Sudanese paramilitary forces killed at least 80 people in a southeastern village, a medical source and witnesses said on Friday (August 16, 2024), in an attack that followed U.S.-sponsored talks aimed at ending 16 months of devastating war.

The assault occurred in Jalgini village in the State of Sennar on Thursday (August 15, 2024).

“We received 55 dead and dozens of wounded at the hospital on Thursday, and 25 of them died on Friday, bringing the death toll to 80,” a source at Jalgini’s medical centre told AFP.

Also Read:Why is Sudan still at war a year on? | Explained

A survivor said the paramilitaries attacked on Thursday (August 15, 2024) morning.

“Yesterday morning, three military vehicles attacked Jalgini.
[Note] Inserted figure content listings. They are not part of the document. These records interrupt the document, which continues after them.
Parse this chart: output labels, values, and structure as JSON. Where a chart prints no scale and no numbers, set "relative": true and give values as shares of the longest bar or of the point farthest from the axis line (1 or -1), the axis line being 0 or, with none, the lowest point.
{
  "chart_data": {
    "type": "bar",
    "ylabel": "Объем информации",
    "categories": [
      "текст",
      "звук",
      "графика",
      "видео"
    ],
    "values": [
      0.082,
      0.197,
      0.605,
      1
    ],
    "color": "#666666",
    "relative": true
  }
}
The residents resisted, prompting the retreat of the paramilitaries, who then returned with dozens of vehicles,” a Jalgini resident, who took his wounded son to the hospital added.
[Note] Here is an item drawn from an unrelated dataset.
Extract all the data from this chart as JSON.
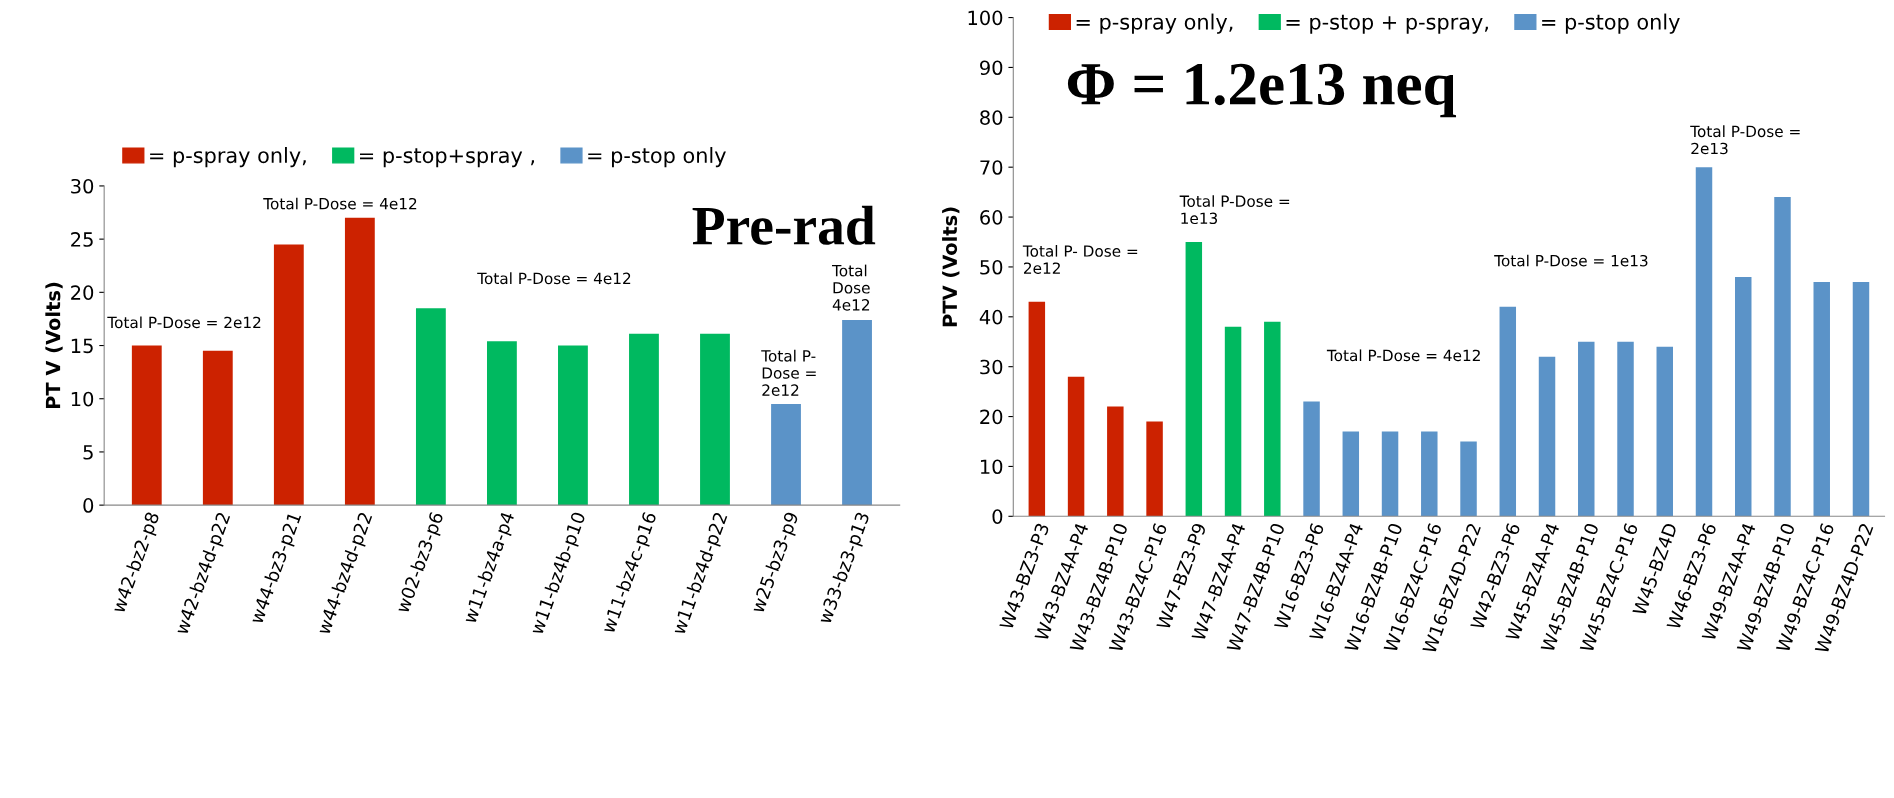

“They opened fire, torching homes and killing numerous people,” said the man, who asked not to be named. “On Friday, some bodies were still strewn on the street.”

Ceasefire talks began on Wednesday (August 14, 2024) in Geneva, hosted by the United States, Saudi, and Swiss mediators, though the Sudanese army refused to take part.

Previous rounds of negotiations in Jeddah in Saudi Arabia have failed to produce an agreement to end the fighting.

The paramilitary Rapid Support Forces (RSF), which since April 2023 has been battling Sudan’s regular army, captured the Sennar State capital of Sinja in June.

Since then, fighting in Sennar has displaced nearly 726,000 people, according to the United Nations agency the International Organization for Migration.

Many of them had fled the war in other parts of the northeast African country.

The State connects central Sudan to the army-controlled southeast, where hundreds of thousands of people have sought refuge.

The RSF controls most of the capital Khartoum, the central State of Al-Jazira, the vast western Darfur region and large swathes of Kordofan in the south.

The war pits Army Chief Abdel Fattah al-Burhan against the RSF led by his former deputy Mohamed Hamdan Daglo.

It has pushed the country of 48 million to the brink of famine, according to the United Nations, and killed tens of thousands of people, with some estimates of up to 150,000, according to US envoy to Sudan Tom Perriello.

More than 10 million people are currently displaced across Sudan, most in areas facing worsening humanitarian conditions as fighting spreads.

Both sides have been accused of war crimes, including deliberately targeting civilians and blocking humanitarian aid.